Star of the Day 'Capricornia' (syn. Souvenir d'Azza Gray?)

Without a doubt, the most generous blooming, eye-popping Canna I grow is one now being sold in Australia as 'Capricornia'. It was imported from New Zealand and I believe it to be one of the old Bendigo cannas imported to that country from Australia in the 1960s. Many of these cannas from the old Bendigo collection made their way to New Zealand without any name tags attached. Naturally they had to have a name to be sold in New Zealand, so many were renamed. I believe 'Capricornia' to be one of these lost identity/new identity cannas. I have another clump of this same Canna which I acquired directly from the remnants of the old Bendigo collection, without a name.

The outstanding characteristic of this generous performer is the branching ability of each flowering stem which goes on producing branches of bloom for over six months. No less than thirteen sequential heads of bloom branch from each spike. If my season was longer, perhaps there might be more, but the frosts usually overtake them before they are done producing. The flowers are extremely weatherproof and of a wonderful clear vermilion red illuminated with a faint blush of gold.

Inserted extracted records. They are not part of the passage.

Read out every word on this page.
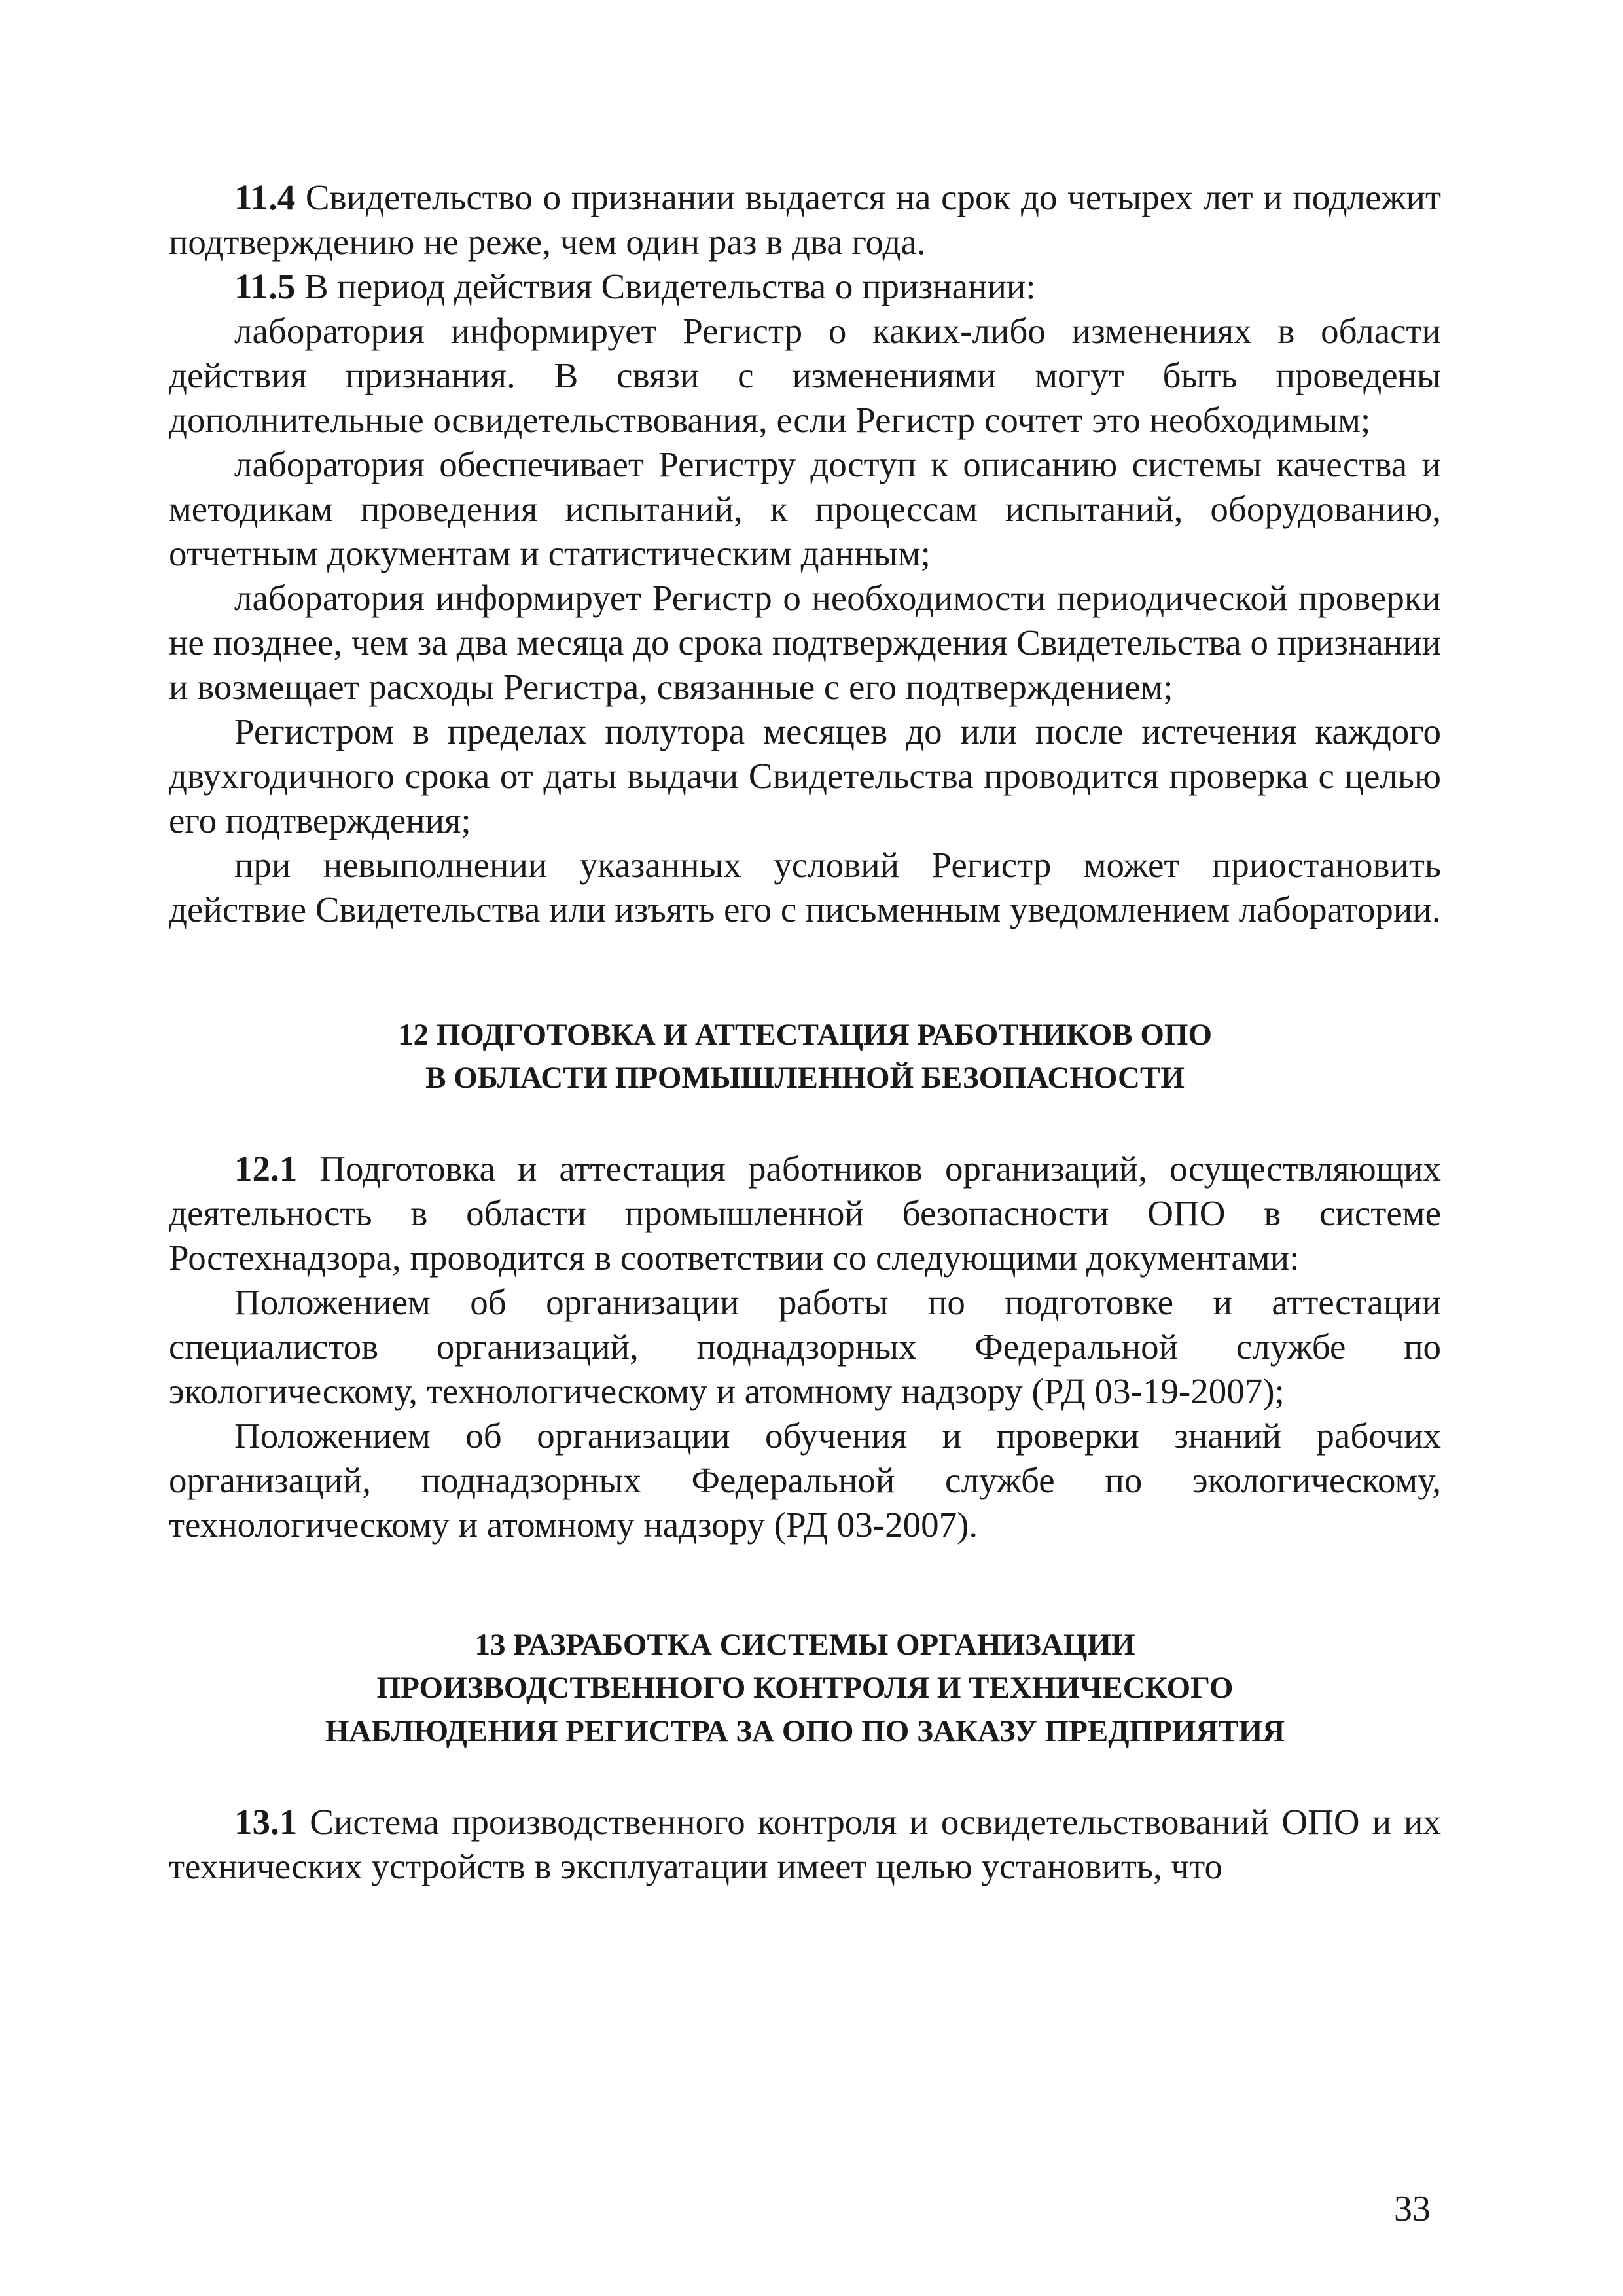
11.4 Свидетельство о признании выдается на срок до четырех лет и подлежит подтверждению не реже, чем один раз в два года.

11.5 В период действия Свидетельства о признании:

лаборатория информирует Регистр о каких-либо изменениях в области действия признания. В связи с изменениями могут быть проведены дополнительные освидетельствования, если Регистр сочтет это необходимым;

лаборатория обеспечивает Регистру доступ к описанию системы качества и методикам проведения испытаний, к процессам испытаний, оборудованию, отчетным документам и статистическим данным;

лаборатория информирует Регистр о необходимости периодической проверки не позднее, чем за два месяца до срока подтверждения Свидетельства о признании и возмещает расходы Регистра, связанные с его подтверждением;

Регистром в пределах полутора месяцев до или после истечения каждого двухгодичного срока от даты выдачи Свидетельства проводится проверка с целью его подтверждения;

при невыполнении указанных условий Регистр может приостановить действие Свидетельства или изъять его с письменным уведомлением лаборатории.

12 ПОДГОТОВКА И АТТЕСТАЦИЯ РАБОТНИКОВ ОПО
В ОБЛАСТИ ПРОМЫШЛЕННОЙ БЕЗОПАСНОСТИ

12.1 Подготовка и аттестация работников организаций, осуществляющих деятельность в области промышленной безопасности ОПО в системе Ростехнадзора, проводится в соответствии со следующими документами:

Положением об организации работы по подготовке и аттестации специалистов организаций, поднадзорных Федеральной службе по экологическому, технологическому и атомному надзору (РД 03-19-2007);

Положением об организации обучения и проверки знаний рабочих организаций, поднадзорных Федеральной службе по экологическому, технологическому и атомному надзору (РД 03-2007).

13 РАЗРАБОТКА СИСТЕМЫ ОРГАНИЗАЦИИ
ПРОИЗВОДСТВЕННОГО КОНТРОЛЯ И ТЕХНИЧЕСКОГО
НАБЛЮДЕНИЯ РЕГИСТРА ЗА ОПО ПО ЗАКАЗУ ПРЕДПРИЯТИЯ

13.1 Система производственного контроля и освидетельствований ОПО и их технических устройств в эксплуатации имеет целью установить, что

33
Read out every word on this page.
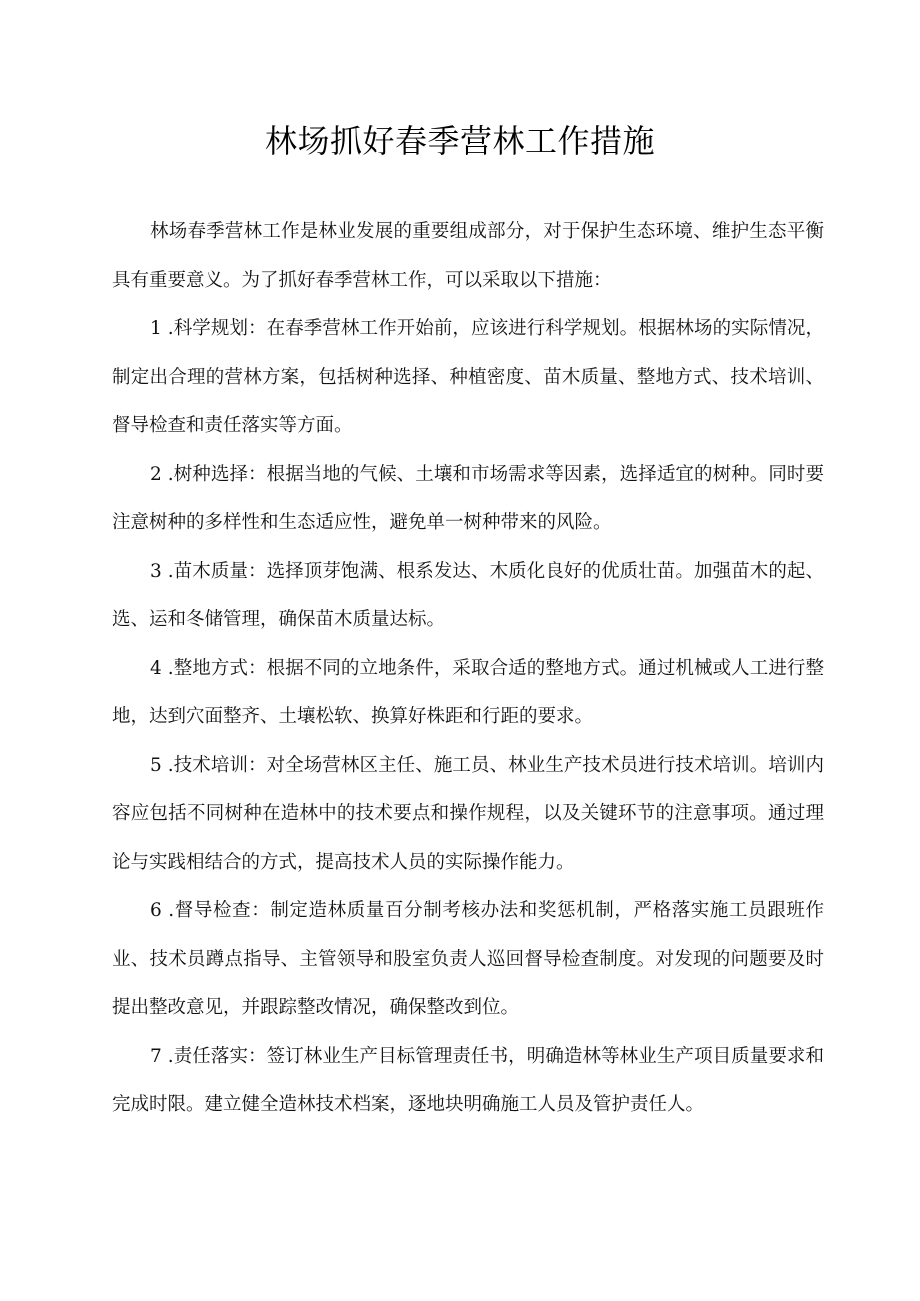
林场抓好春季营林工作措施

林场春季营林工作是林业发展的重要组成部分，对于保护生态环境、维护生态平衡具有重要意义。为了抓好春季营林工作，可以采取以下措施：

1 .科学规划：在春季营林工作开始前，应该进行科学规划。根据林场的实际情况，制定出合理的营林方案，包括树种选择、种植密度、苗木质量、整地方式、技术培训、督导检查和责任落实等方面。

2 .树种选择：根据当地的气候、土壤和市场需求等因素，选择适宜的树种。同时要注意树种的多样性和生态适应性，避免单一树种带来的风险。

3 .苗木质量：选择顶芽饱满、根系发达、木质化良好的优质壮苗。加强苗木的起、选、运和冬储管理，确保苗木质量达标。

4 .整地方式：根据不同的立地条件，采取合适的整地方式。通过机械或人工进行整地，达到穴面整齐、土壤松软、换算好株距和行距的要求。

5 .技术培训：对全场营林区主任、施工员、林业生产技术员进行技术培训。培训内容应包括不同树种在造林中的技术要点和操作规程，以及关键环节的注意事项。通过理论与实践相结合的方式，提高技术人员的实际操作能力。

6 .督导检查：制定造林质量百分制考核办法和奖惩机制，严格落实施工员跟班作业、技术员蹲点指导、主管领导和股室负责人巡回督导检查制度。对发现的问题要及时提出整改意见，并跟踪整改情况，确保整改到位。

7 .责任落实：签订林业生产目标管理责任书，明确造林等林业生产项目质量要求和完成时限。建立健全造林技术档案，逐地块明确施工人员及管护责任人。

I believe it to be the old Crozy hybrid 'Souvenir d'Aza Gray'. But so far have been unable to find

multiple proofs for this identity. This old Canna was in the Bendigo collection as late as 1991 and no other on the old list of their cultivars matches the description as well as 'Capricornia' does. In the old literature the floriferous nature of 'Souvenir d'Aza Gray' is particular commented upon.

This ability to throw many fresh branches from each spike is not something that Canna breeders have given much consideration. The average canna will give three or four sequential branchings from the flowering spike. Additional branching is a very valuable characteristic and one well worth exploring and breeding towards.


  1. Dale, what colour would you call this one?

  2. Well Malcolm, I call it vermilion as it is the same shade as my tubes of paint! Almost orange but definitely on the red side of the spectrum. It's a very pure coloured canna and doesn't alter much as it ages.

    It contains those "sparkle" cells in the staminodes that reflect light - hence the gold overlay that changes depending from which angle it is viewed. Almost like a hologram and quite different to a blush of another shade. Makes them very hard to photograph as you get a flare from the reflection of the sun. Many cannas have these and we have never selected for the characteristic as the Daylily breeders are now doing.